Nicolas Di Filippo

Personal information
- Date of birth: 9 July 1993 (age 32)
- Place of birth: Guardiagrele, Italy
- Height: 1.86 m (6 ft 1 in)
- Position: Centre-back

Team information
- Current team: Lanciano

Youth career
- SPAL Lanciano
- 2007–2008: Siena
- 2008–2010: Virtus Lanciano

Senior career*
- Years: Team / Apps / (Gls)
- 2010–2016: Virtus Lanciano / 8 / (0)
- 2012–2014: → Chieti (loan) / 55 / (4)
- 2014–2015: → Melfi (loan) / 34 / (0)
- 2016–2017: Sambenedettese / 21 / (0)
- 2017: Reggina / 17 / (1)
- 2018: Cuneo / 13 / (1)
- 2018: Prato / 9 / (0)
- 2018–2019: Cassino / 24 / (1)
- 2019: Fidelis Andria / 10 / (1)
- 2019–2022: Vastese / 75 / (5)
- 2022–2023: Pineto / 39 / (3)
- 2023–2024: Campobasso / 19 / (2)
- 2024: Ostia Mare / 11 / (0)
- 2024–2026: Chieti / 24 / (3)
- 2026–: Lanciano

= Nicolas Di Filippo =

Italian footballer (born 1993)

Nicolas Di Filippo (born 9 July 1993) is an Italian footballer who plays for Eccellenza club Lanciano.

==Club career==
===Early career===
Born in Guardiagrele, in the Province of Chieti, Abruzzo region, Di Filippo started his career at SPAL Lanciano (originally founded as San Pietro Apostolo Lanciano), also located in the Province of Chieti. In July 2007, Di Filippo and Mattia Di Vincenzo were signed by Tuscan team Siena.

===Virtus Lanciano===
Circa 2008, Di Filippo returned to Lanciano for Virtus Lanciano. Di Filippo was the member of "student" (allievi) under-17 team in 2008–09 and 2009–10 season. From 2010 to 2012, Di Filippo was a member of the "Berretti" youth team.

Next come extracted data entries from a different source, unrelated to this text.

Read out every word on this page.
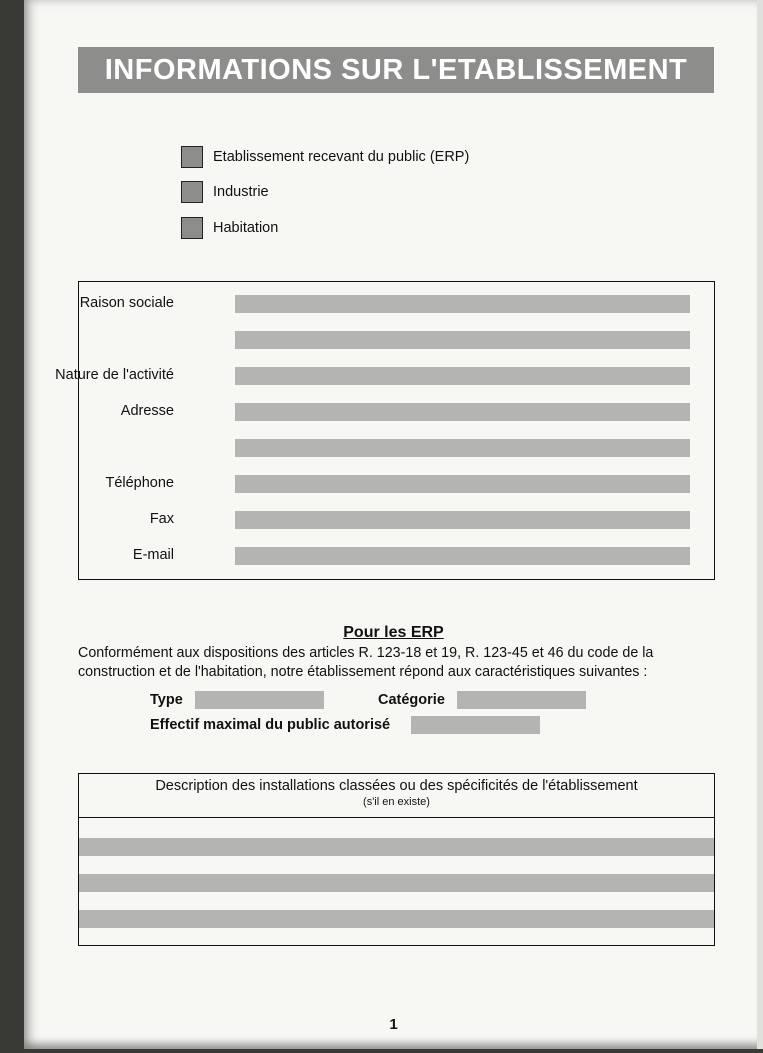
INFORMATIONS SUR L'ETABLISSEMENT
Etablissement recevant du public (ERP)
Industrie
Habitation
Raison sociale
Nature de l'activité
Adresse
Téléphone
Fax
E-mail
Pour les ERP
Conformément aux dispositions des articles R. 123-18 et 19, R. 123-45 et 46 du code de la construction et de l'habitation, notre établissement répond aux caractéristiques suivantes :
Type	Catégorie
Effectif maximal du public autorisé
Description des installations classées ou des spécificités de l'établissement
(s'il en existe)
1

Di Filippo also played 3 times in the Lega Pro Prima Divisione for the first team, in the 2 out of last 3 rounds in 2010–11 season, as well as the round 22 in 2011–12 season. Di Filippo also played once in 2010–11 Coppa Italia Lega Pro (Lega Pro Cup) for the first team. In the first half of the 2011–12 season, he played once in 2011–12 Coppa Italia (Italian Cup) and twice in 2011–12 Coppa Italia Lega Pro.

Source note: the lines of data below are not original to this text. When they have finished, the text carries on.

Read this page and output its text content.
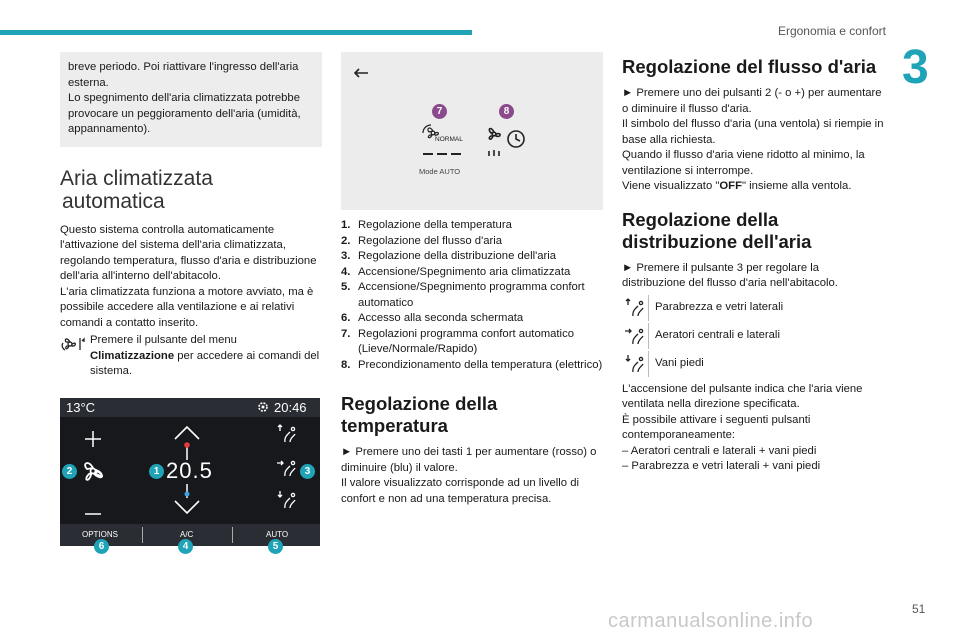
Ergonomia e confort
3
51
carmanualsonline.info

breve periodo. Poi riattivare l'ingresso dell'aria esterna.

Lo spegnimento dell'aria climatizzata potrebbe provocare un peggioramento dell'aria (umidità, appannamento).

Aria climatizzata
automatica

Questo sistema controlla automaticamente l'attivazione del sistema dell'aria climatizzata, regolando temperatura, flusso d'aria e distribuzione dell'aria all'interno dell'abitacolo.

L'aria climatizzata funziona a motore avviato, ma è possibile accedere alla ventilazione e ai relativi comandi a contatto inserito.

Premere il pulsante del menu Climatizzazione per accedere ai comandi del sistema.

13°C	20:46
20.5
OPTIONS	A/C	AUTO
1
2	3
4	5
6
7	8
NORMAL
Mode AUTO
1. Regolazione della temperatura
2. Regolazione del flusso d'aria
3. Regolazione della distribuzione dell'aria
4. Accensione/Spegnimento aria climatizzata
5. Accensione/Spegnimento programma confort automatico
6. Accesso alla seconda schermata
7. Regolazioni programma confort automatico (Lieve/Normale/Rapido)
8. Precondizionamento della temperatura (elettrico)
Regolazione della temperatura

► Premere uno dei tasti 1 per aumentare (rosso) o diminuire (blu) il valore.

Il valore visualizzato corrisponde ad un livello di confort e non ad una temperatura precisa.

Regolazione del flusso d'aria

► Premere uno dei pulsanti 2 (- o +) per aumentare o diminuire il flusso d'aria.

Il simbolo del flusso d'aria (una ventola) si riempie in base alla richiesta.

Quando il flusso d'aria viene ridotto al minimo, la ventilazione si interrompe.

Viene visualizzato "OFF" insieme alla ventola.

Regolazione della distribuzione dell'aria

► Premere il pulsante 3 per regolare la distribuzione del flusso d'aria nell'abitacolo.

Parabrezza e vetri laterali
Aeratori centrali e laterali
Vani piedi

L'accensione del pulsante indica che l'aria viene ventilata nella direzione specificata.

È possibile attivare i seguenti pulsanti contemporaneamente:

– Aeratori centrali e laterali + vani piedi

– Parabrezza e vetri laterali + vani piedi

On 22 July 2012, Di Filippo left for the fourth division club Chieti on a temporary deal, along with Luca Verna. Di Filippo was linked to Chieti on 7 July, but still received pre-season call-up from Lanciano on 21 July.

The temporary deal was renewed on 31 August 2013. He also played for Lanciano as unused bench in 2013–14 Coppa Italia.

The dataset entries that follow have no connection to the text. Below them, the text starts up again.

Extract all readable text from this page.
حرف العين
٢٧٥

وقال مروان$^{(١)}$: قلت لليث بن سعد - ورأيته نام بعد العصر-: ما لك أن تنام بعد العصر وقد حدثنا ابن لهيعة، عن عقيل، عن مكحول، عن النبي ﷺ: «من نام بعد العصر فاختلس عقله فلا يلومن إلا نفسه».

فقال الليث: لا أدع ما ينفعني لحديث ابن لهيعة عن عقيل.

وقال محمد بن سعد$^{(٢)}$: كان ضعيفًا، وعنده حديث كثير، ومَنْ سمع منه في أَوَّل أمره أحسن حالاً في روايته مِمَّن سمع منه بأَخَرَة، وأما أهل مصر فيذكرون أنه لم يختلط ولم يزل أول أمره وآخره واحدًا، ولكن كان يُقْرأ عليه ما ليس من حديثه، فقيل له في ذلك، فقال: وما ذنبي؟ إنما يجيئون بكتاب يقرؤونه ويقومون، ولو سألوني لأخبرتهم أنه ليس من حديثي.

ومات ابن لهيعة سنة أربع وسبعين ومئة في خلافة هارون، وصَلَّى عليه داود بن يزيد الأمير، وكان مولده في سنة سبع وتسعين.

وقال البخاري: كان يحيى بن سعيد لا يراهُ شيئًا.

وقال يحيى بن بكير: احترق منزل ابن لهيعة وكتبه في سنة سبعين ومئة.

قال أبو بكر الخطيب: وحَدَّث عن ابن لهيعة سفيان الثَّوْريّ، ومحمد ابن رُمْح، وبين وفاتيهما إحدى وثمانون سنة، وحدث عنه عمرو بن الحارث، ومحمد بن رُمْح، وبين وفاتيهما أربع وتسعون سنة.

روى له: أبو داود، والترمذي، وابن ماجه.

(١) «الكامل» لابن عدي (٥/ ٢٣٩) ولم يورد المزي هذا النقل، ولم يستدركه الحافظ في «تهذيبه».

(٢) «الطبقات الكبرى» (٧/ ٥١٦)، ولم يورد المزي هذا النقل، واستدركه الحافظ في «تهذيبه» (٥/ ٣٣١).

On 4 August 2014, he was signed by Melfi.

===Serie C clubs===
On 10 July 2016, Di Filippo was signed by Sambenedettese.

On 11 July 2017, Di Filippo left for Reggina on a one-year contract. On 24 January 2018, Di Filippo left for Cuneo.

===Serie D clubs===
In September 2018, Di Filippo joined Serie D club Prato.